Tribunale di Cassino – Sentenza n. 273 del 18.04.2024
In tema di offese a mezzo Facebook non è sempre necessario l’accertamento tecnico in ordine alla titolarità dell’indirizzo IP da cui risultino spediti i messaggi denigratori, potendosi ritenere superfluo qualora il profilo “social” utilizzato sia attribuibile al soggetto imputato sulla base di elementi logici, desumibili dalla convergenza di plurimi e precisi dati indiziari quali il movente, l’argomento del “forum” sul quale i messaggi sono pubblicati, il rapporto tra le parti, la provenienza del “post” dalla bacheca virtuale dello stesso con utilizzo del suo “nickname”.
Con questa recente sentenza il Tribunale di Cassino, occupandosi di uno dei molteplici e sempre più frequenti casi di offese a mezzo gli usuali canali social, ha dettato un importante principio di diritto sancendo la rilevanza della prova indiziaria qualora non siano ritenuti necessari ulteriori accertamenti di natura tecnica per l’individuazione dell’indirizzo IP di provenienza delle frasi e dei contenuti oltraggiosi e denigratori.
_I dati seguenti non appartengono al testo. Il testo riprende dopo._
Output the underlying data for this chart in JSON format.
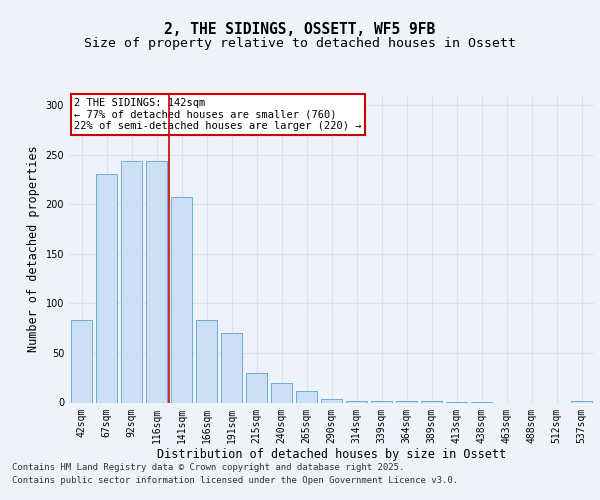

In particolare, il Tribunale ha evidenziato come in casi del genere le espressioni utilizzate nei post pubblicati, tali da contenere alcuni riferimenti volti ad individuare la persona offesa in modo chiaro e univoco, anche a dispetto della grossolana alterazione del suo nome, addirittura con l’indicazione precisa dell’indirizzo sede di lavoro della stessa, consentano senza ombra di dubbio di ritenere integrati gli estremi del reato dal momento che non deve ritenersi in alcun modo necessaria la precisa indicazione nominativa del destinatario delle offese.
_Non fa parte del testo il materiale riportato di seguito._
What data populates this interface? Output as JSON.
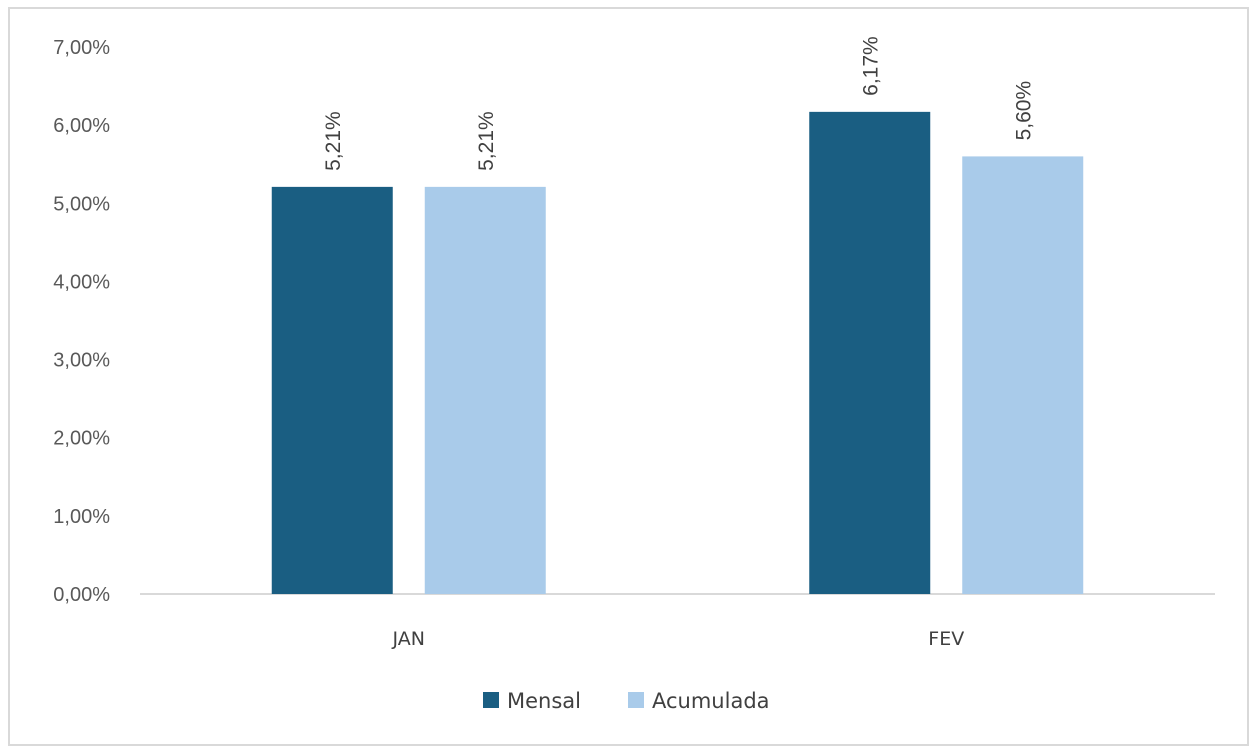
{
  "chart_data": {
    "type": "bar",
    "title": "",
    "xlabel": "",
    "ylabel": "",
    "categories": [
      "JAN",
      "FEV"
    ],
    "series": [
      {
        "name": "Mensal",
        "values": [
          5.21,
          6.17
        ],
        "color": "#1a5e82",
        "labels": [
          "5,21%",
          "6,17%"
        ]
      },
      {
        "name": "Acumulada",
        "values": [
          5.21,
          5.6
        ],
        "color": "#a9cbea",
        "labels": [
          "5,21%",
          "5,60%"
        ]
      }
    ],
    "ylim": [
      0,
      7
    ],
    "yticks": [
      0,
      1,
      2,
      3,
      4,
      5,
      6,
      7
    ],
    "ytick_labels": [
      "0,00%",
      "1,00%",
      "2,00%",
      "3,00%",
      "4,00%",
      "5,00%",
      "6,00%",
      "7,00%"
    ],
    "grid": false,
    "legend_position": "bottom",
    "axis_color": "#d9d9d9"
  }
}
I Giudici laziali, poi, hanno ulteriormente precisato come ugualmente certa e dimostrata possa ritenersi l’attribuzione al soggetto imputato delle espressioni offensive denunciate allorché vi siano elementi probatori, anche di natura meramente indiziaria, precisi e concordanti in tal senso quali la denominazione del profilo utilizzato, che riproduca il nome e cognome dell’imputato stesso, la sicura conoscenza tra quest’ultimo e la persona offesa e l’esistenza di un movente, ovviamente desumibile di volta in volta dalle risultanze dei mezzi istruttori espletati e dalle risultanze della fase dibattimentale.
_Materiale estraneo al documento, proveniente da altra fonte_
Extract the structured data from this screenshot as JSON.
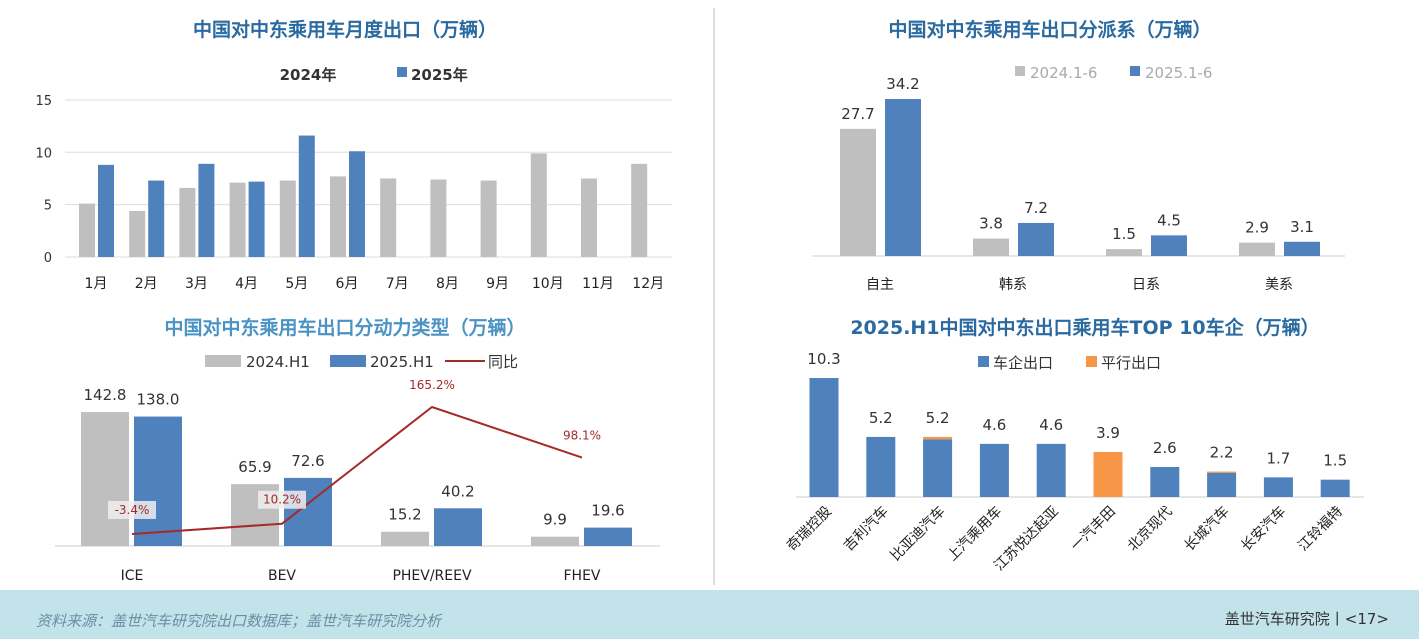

In presenza, pertanto, di tali indizi diventa assolutamente non necessario procedere ad ulteriori accertamenti anche di natura tecnica in ordine alla titolarità dell’indirizzo IP da cui risultano spediti i messaggi offensivi, dovendosi ritenere dunque meramente ipotetico e privo di fondamento ogni eventuale dubbio sotto tale profilo per assoluta concordanza, appunto, di plurimi elementi indiziari sui quali fondare legittimamente un giudizio di colpevolezza per il reato ascritto.